Dusty beers – It happened last year with pumpkin beers and it is a growing problem. Stores that I normally would trust to stock fresh or fresh-adjacent beers now merit closer attention. I pass on many beers (especially IPA’s) that I know were seasonal or special releases from months back. I see too many beers not being pulled from shelves or taps. Unless you are selling Luponic Distortion 001 and 002 for comparison purposes, then why is 001 still out there? If this continues to a point where the average person can easily see it, then look out.
The High End – The fizzy yellow water folk have a really poor track record with craft. They have yet to show a grasp of what it means. Add in people who would sell to them and you get two sets of people with dubious records of making the right choice. If your town has a 10 Barrel outpost in the works, I sense failure in the winds. These aren’t market leaders, they are followers and it could mean that your town may have already crested the wave.
If failures don’t happen more – Yup, I said look out of the corner of your eye and I have mentioned volcanoes too. If the numbers for those breweries going under or suspending business doesn’t ramp up, then the pressure will keep building. But if we start to lose some of the dead weight that is clogging up shelf space, then a worthier beer can grab it and stay afloat. New blood with new ideas need to be circulated in.
Prediction wise (bookmark or copy paste if you want to shove it in my face later), I think that a rolling, random correction will take place in the next couple of years, with all economics being equal.

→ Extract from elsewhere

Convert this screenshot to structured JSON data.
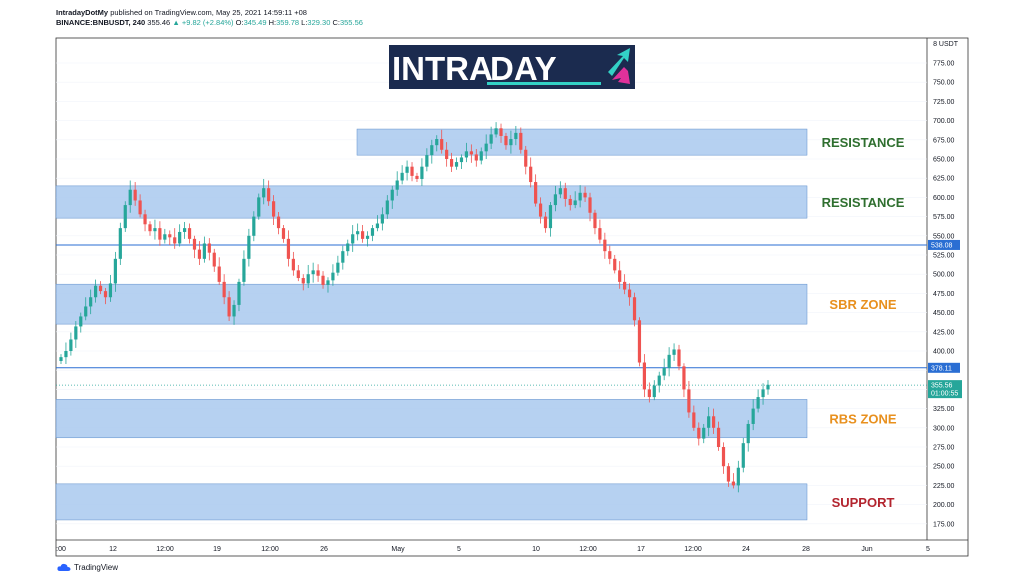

If Trump wins, all bets are off.
No one place will be immune but most breweries that have embedded themselves to the community (not the Whalez Bro crowd) and can make a halfway decent beer with a little marketing push behind it will be OK. Even if you have two out of the three attributes above, you should/could pull through.
But I do feel that there are breweries that will start to close because they are only good at making good beer or only good at branding or only good at getting the immediate locals into their taproom. These closures will be a few in one city, a few in another but in no real discernible pattern. Some cities may see growth while others backtrack. This will lead to months where the recently closed number will be closer to and maybe even higher than, the new opening number and that will lead to the breweries in planning number to drop too as people get skittish about investing.
And in the end, I think everything will be just fine. We are not going back to a time of no beer choice. Maybe different beer choices, maybe less choice for a while in the worst case scenario but you will have choices.